Coaches and sports administrators participate in stressful simulation exercises to prepare themselves for the worst medical emergencies they might see.

UNC School of Medicine hosts medical simulation for Carolina Athletics click to enlarge Members of the UNC Athletic Department run through stressful simulations at the UNC School of Medicine.

Media contact: Caroline Curran, (984) 974-1146, caroline.curran@unchealth.unc.edu

CHAPEL HILL, NC— As if there weren’t already enough pressure on the sidelines of a collegiate athletic event, the UNC School of Medicine put coaches’ and athletics administrators’ nerves to the test during a “mini-medical” training simulation on Wednesday.

Benny Joyner Jr., MD, MPH, vice chairman and clinical associate professor in pediatric critical care medicine, said the exercise was intended to give coaches “a taste of what it’s like” to participate in some of the most challenging situations medical providers encounter at the hospital and in the school of medicine.
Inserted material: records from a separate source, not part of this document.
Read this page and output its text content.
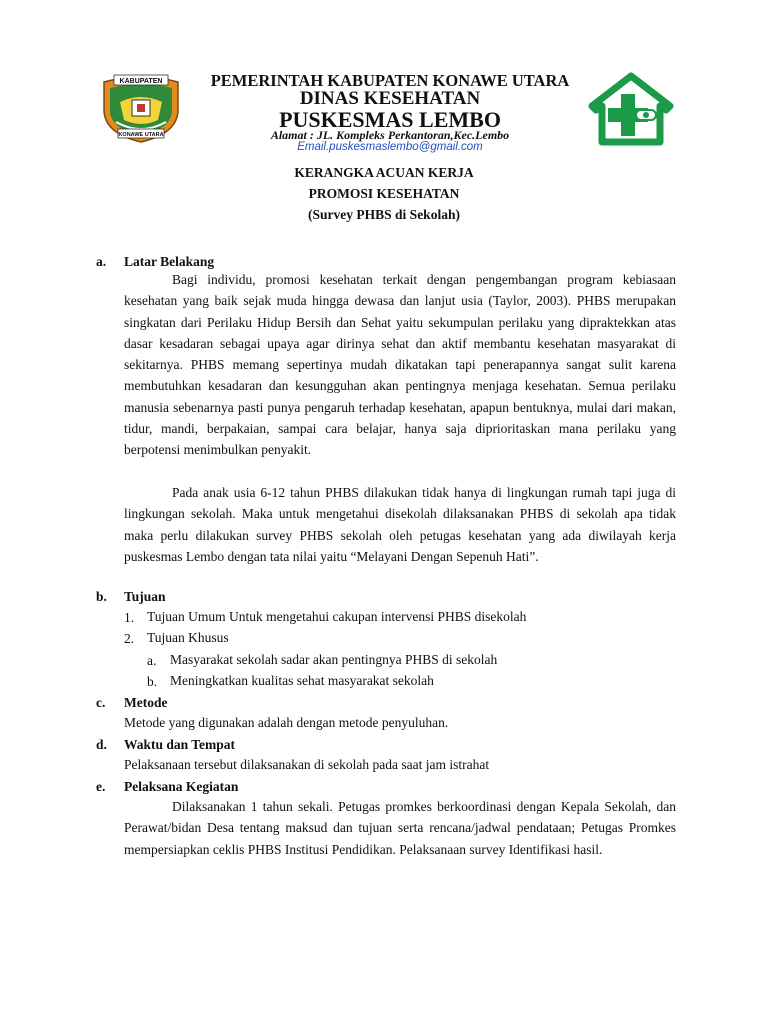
KABUPATEN
KONAWE UTARA
PEMERINTAH KABUPATEN KONAWE UTARA
DINAS KESEHATAN
PUSKESMAS LEMBO
Alamat : JL. Kompleks Perkantoran,Kec.Lembo
Email.puskesmaslembo@gmail.com
KERANGKA ACUAN KERJA
PROMOSI KESEHATAN
(Survey PHBS di Sekolah)
a. Latar Belakang

Bagi individu, promosi kesehatan terkait dengan pengembangan program kebiasaan kesehatan yang baik sejak muda hingga dewasa dan lanjut usia (Taylor, 2003). PHBS merupakan singkatan dari Perilaku Hidup Bersih dan Sehat yaitu sekumpulan perilaku yang dipraktekkan atas dasar kesadaran sebagai upaya agar dirinya sehat dan aktif membantu kesehatan masyarakat di sekitarnya. PHBS memang sepertinya mudah dikatakan tapi penerapannya sangat sulit karena membutuhkan kesadaran dan kesungguhan akan pentingnya menjaga kesehatan. Semua perilaku manusia sebenarnya pasti punya pengaruh terhadap kesehatan, apapun bentuknya, mulai dari makan, tidur, mandi, berpakaian, sampai cara belajar, hanya saja diprioritaskan mana perilaku yang berpotensi menimbulkan penyakit.

Pada anak usia 6-12 tahun PHBS dilakukan tidak hanya di lingkungan rumah tapi juga di lingkungan sekolah. Maka untuk mengetahui disekolah dilaksanakan PHBS di sekolah apa tidak maka perlu dilakukan survey PHBS sekolah oleh petugas kesehatan yang ada diwilayah kerja puskesmas Lembo dengan tata nilai yaitu “Melayani Dengan Sepenuh Hati”.

b. Tujuan
1. Tujuan Umum Untuk mengetahui cakupan intervensi PHBS disekolah
2. Tujuan Khusus
a. Masyarakat sekolah sadar akan pentingnya PHBS di sekolah
b. Meningkatkan kualitas sehat masyarakat sekolah
c. Metode
Metode yang digunakan adalah dengan metode penyuluhan.
d. Waktu dan Tempat
Pelaksanaan tersebut dilaksanakan di sekolah pada saat jam istrahat
e. Pelaksana Kegiatan

Dilaksanakan 1 tahun sekali. Petugas promkes berkoordinasi dengan Kepala Sekolah, dan Perawat/bidan Desa tentang maksud dan tujuan serta rencana/jadwal pendataan; Petugas Promkes mempersiapkan ceklis PHBS Institusi Pendidikan. Pelaksanaan survey Identifikasi hasil.
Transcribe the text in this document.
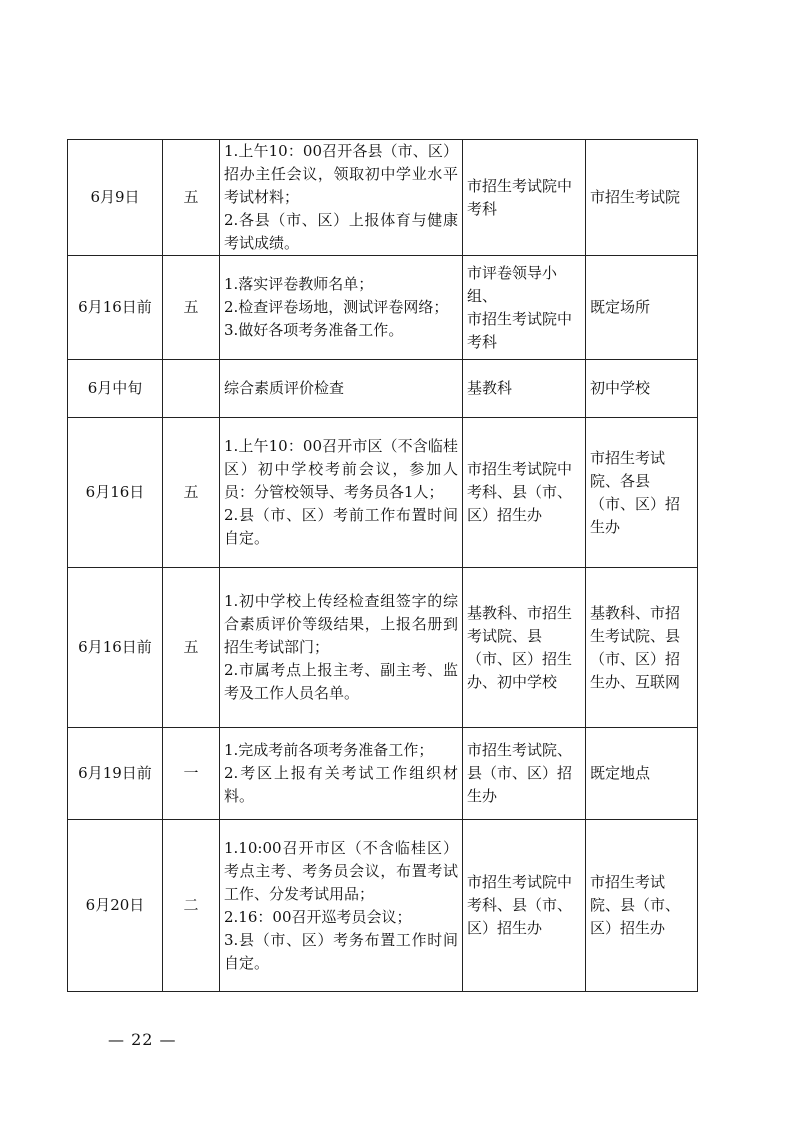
6月9日	五	1.上午10：00召开各县（市、区）招办主任会议，领取初中学业水平考试材料；
2.各县（市、区）上报体育与健康考试成绩。	市招生考试院中考科	市招生考试院

6月16日前	五	1.落实评卷教师名单；
2.检查评卷场地，测试评卷网络；
3.做好各项考务准备工作。	市评卷领导小组、
市招生考试院中考科	既定场所

6月中旬		综合素质评价检查	基教科	初中学校

6月16日	五	1.上午10：00召开市区（不含临桂区）初中学校考前会议，参加人员：分管校领导、考务员各1人；
2.县（市、区）考前工作布置时间自定。	市招生考试院中考科、县（市、区）招生办	市招生考试院、各县（市、区）招生办

6月16日前	五	1.初中学校上传经检查组签字的综合素质评价等级结果，上报名册到招生考试部门；
2.市属考点上报主考、副主考、监考及工作人员名单。	基教科、市招生考试院、县（市、区）招生办、初中学校	基教科、市招生考试院、县（市、区）招生办、互联网

6月19日前	一	1.完成考前各项考务准备工作；
2.考区上报有关考试工作组织材料。	市招生考试院、
县（市、区）招生办	既定地点

6月20日	二	1.10:00召开市区（不含临桂区）考点主考、考务员会议，布置考试工作、分发考试用品；
2.16：00召开巡考员会议；
3.县（市、区）考务布置工作时间自定。	市招生考试院中考科、县（市、区）招生办	市招生考试院、县（市、区）招生办
— 22 —
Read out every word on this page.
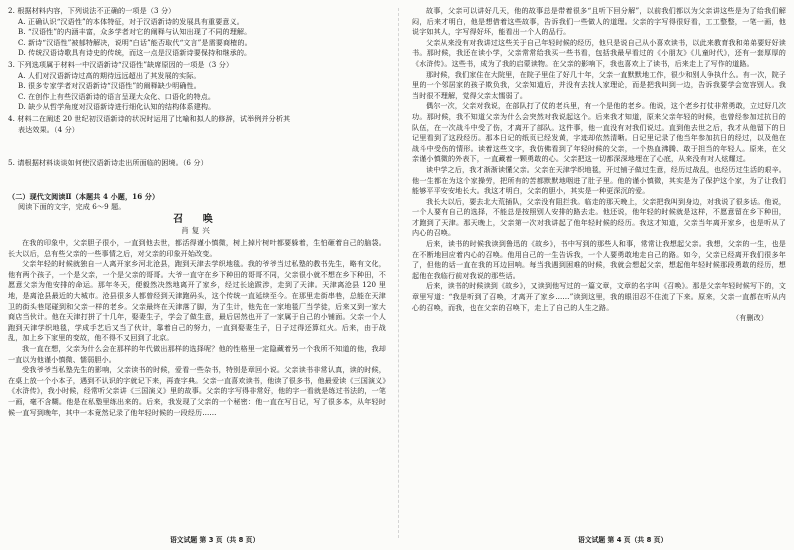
2. 根据材料内容，下列说法不正确的一项是（3 分）
A. 正确认识“汉语性”的本体特征，对于汉语新诗的发展具有重要意义。
B. “汉语性”的内涵丰富，众多学者对它的阐释与认知出现了不同的理解。
C. 新诗“汉语性”被郁特解决，说明“白话”能否取代“文言”是需要商榷的。
D. 传统汉语诗歌具有诗史的传统，而这一点是汉语新诗要保持和继承的。
3. 下列选项属于材料一中汉语新诗“汉语性”缺席原因的一项是（3 分）
A. 人们对汉语新诗过高的期待远远超出了其发展的实际。
B. 很多专家学者对汉语新诗“汉语性”的阐释缺少明确性。
C. 在创作上有些汉语新诗的语言呈现大众化、口语化的特点。
D. 缺少从哲学角度对汉语新诗进行细化认知的结构体系建构。
4. 材料二在阐述 20 世纪初汉语新诗的状况时运用了比喻和拟人的修辞，试举例并分析其
表达效果。（4 分）
5. 请根据材料谈谈如何使汉语新诗走出所面临的困境。（6 分）
（二）现代文阅读Ⅱ（本题共 4 小题，16 分）
阅读下面的文字，完成 6～9 题。
召 唤
肖复兴
在我的印象中，父亲胆子很小，一直到他去世，都活得谨小慎微，树上掉片树叶都要躲着，生怕砸着自己的脑袋。长大以后，总有些父亲的一些事情之后，对父亲的印象开始改变。
父亲年轻的时候就独自一人离开家乡河北沧县，跑到天津去学织地毯。我的爷爷当过私塾的教书先生，略有文化，他有两个孩子，一个是父亲，一个是父亲的哥哥。大爷一直守在乡下种田的哥哥不同，父亲很小就不想在乡下种田，不愿意父亲为他安排的命运。那年冬天，便毅然决然地离开了家乡，经过长途跋涉，走到了天津。天津离沧县 120 里地，是离沧县最近的大城市。沧县很多人都曾经到天津跑码头，这个传统一直延续至今。在那里走街串巷，总能在天津卫的街头巷尾碰到和父亲一样的老乡。父亲最终在天津落了脚，为了生计，他先在一家地毯厂当学徒，后来又到一家大商店当伙计。他在天津打拼了十几年，娶妻生子，学会了做生意，最后居然也开了一家属于自己的小铺面。父亲一个人跑到天津学织地毯，学成手艺后又当了伙计，靠着自己的努力，一直到娶妻生子，日子过得还算红火。后来，由于战乱，加上乡下家里的变故，他不得不又回到了北京。
我一直在想，父亲为什么会在那样的年代做出那样的选择呢？他的性格里一定隐藏着另一个我所不知道的他，我却一直以为他谨小慎微、懦弱胆小。
受我爷爷当私塾先生的影响，父亲读书的时候，爱看一些杂书，特别是章回小说。父亲读书非常认真，读的时候，在桌上放一个小本子，遇到不认识的字就记下来，再查字典。父亲一直喜欢读书，他读了很多书，他最爱读《三国演义》《水浒传》，我小时候，经常听父亲讲《三国演义》里的故事。父亲的字写得非常好，他的字一看就是练过书法的，一笔一画，毫不含糊。他是在私塾里练出来的。后来，我发现了父亲的一个秘密：他一直在写日记，写了很多本，从年轻时候一直写到晚年，其中一本竟然记录了他年轻时候的一段经历……
故事，父亲可以讲好几天，他的故事总是带着很多“且听下回分解”，以前我们都以为父亲讲这些是为了给我们解闷，后来才明白，他是想借着这些故事，告诉我们一些做人的道理。父亲的字写得很好看，工工整整，一笔一画，他说字如其人，字写得好坏，能看出一个人的品行。
父亲从来没有对我讲过这些关于自己年轻时候的经历，他只是说自己从小喜欢读书，以此来教育我和弟弟要好好读书。那时候，我还在读小学，父亲常常给我买一些书看，包括我最早看过的《小朋友》《儿童时代》，还有一套厚厚的《水浒传》。这些书，成为了我的启蒙读物。在父亲的影响下，我也喜欢上了读书，后来走上了写作的道路。
那时候，我们家住在大院里，在院子里住了好几十年，父亲一直默默地工作，很少和别人争执什么。有一次，院子里的一个邻居家的孩子欺负我，父亲知道后，并没有去找人家理论，而是把我叫到一边，告诉我要学会宽容别人。我当时很不理解，觉得父亲太懦弱了。
偶尔一次，父亲对我说，在部队打了仗的老兵里，有一个是他的老乡。他说，这个老乡打仗非常勇敢，立过好几次功。那时候，我不知道父亲为什么会突然对我说起这个。后来我才知道，原来父亲年轻的时候，也曾经参加过抗日的队伍，在一次战斗中受了伤，才离开了部队。这件事，他一直没有对我们说过。直到他去世之后，我才从他留下的日记里看到了这段经历。那本日记的纸页已经发黄，字迹却依然清晰。日记里记录了他当年参加抗日的经过，以及他在战斗中受伤的情形。读着这些文字，我仿佛看到了年轻时候的父亲，一个热血沸腾、敢于担当的年轻人。原来，在父亲谨小慎微的外表下，一直藏着一颗勇敢的心。父亲把这一切都深深地埋在了心底，从来没有对人炫耀过。
读中学之后，我才渐渐读懂父亲。父亲在天津学织地毯，开过铺子做过生意，经历过战乱，也经历过生活的艰辛。他一生都在为这个家操劳，把所有的苦都默默地咽进了肚子里。他的谨小慎微，其实是为了保护这个家，为了让我们能够平平安安地长大。我这才明白，父亲的胆小，其实是一种更深沉的爱。
我长大以后，要去北大荒插队，父亲没有阻拦我。临走的那天晚上，父亲把我叫到身边，对我说了很多话。他说，一个人要有自己的选择，不能总是按照别人安排的路去走。他还说，他年轻的时候就是这样，不愿意留在乡下种田，才跑到了天津。那天晚上，父亲第一次对我讲起了他年轻时候的经历。我这才知道，父亲当年离开家乡，也是听从了内心的召唤。
后来，读书的时候我读到鲁迅的《故乡》，书中写到的那些人和事，常常让我想起父亲。我想，父亲的一生，也是在不断地回应着内心的召唤。他用自己的一生告诉我，一个人要勇敢地走自己的路。如今，父亲已经离开我们很多年了，但他的话一直在我的耳边回响。每当我遇到困难的时候，我就会想起父亲，想起他年轻时候那段勇敢的经历，想起他在我临行前对我说的那些话。
后来，读书的时候读到《故乡》，又读到他写过的一篇文章，文章的名字叫《召唤》。那是父亲年轻时候写下的，文章里写道：“我是听到了召唤，才离开了家乡……”读到这里，我的眼泪忍不住流了下来。原来，父亲一直都在听从内心的召唤，而我，也在父亲的召唤下，走上了自己的人生之路。
（有删改）
语文试题 第 3 页（共 8 页）	语文试题 第 4 页（共 8 页）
Coaches and athletic staff were involved in medical tasks such as IV placement, airway management, CPR and defibrillation. If it sounds stressful, the training organizers did their jobs well. The goal of Wednesday’s training event was to promote a highly stressful teambuilding event to promote communication during even the most difficult circumstances.

Julie Messina, co-director of the UNC School of Medicine Clinical Skills and Patient Simulation Center, which was the host site of the training, said the exercise offered coaches and administrators a "chance to get their hands dirty,” while gaining an understanding of the everyday pressures of medicine.

"We're giving all the coaches and athletic directors a chance to come together to get some insight into what we do, while having a chance for teamwork and communication," Messina said. 

The coaches and administrators were divided into three groups. Joyner’s group was tasked with the simulation of intubating an infant while Joyner played the role of a distraught father looking for answers.

Rick Steinbacher, senior associate athletic director for external communications, was a member of Joyner’s team.

“It felt different being that it was a baby,” Steinbacher said during a post-scenario debriefing with Joyner. “Even though it’s a mannequin, it’s still a baby. “But I feel like everybody adjusted pretty darn well pretty quickly.”

The next training event is scheduled for Aug. 10.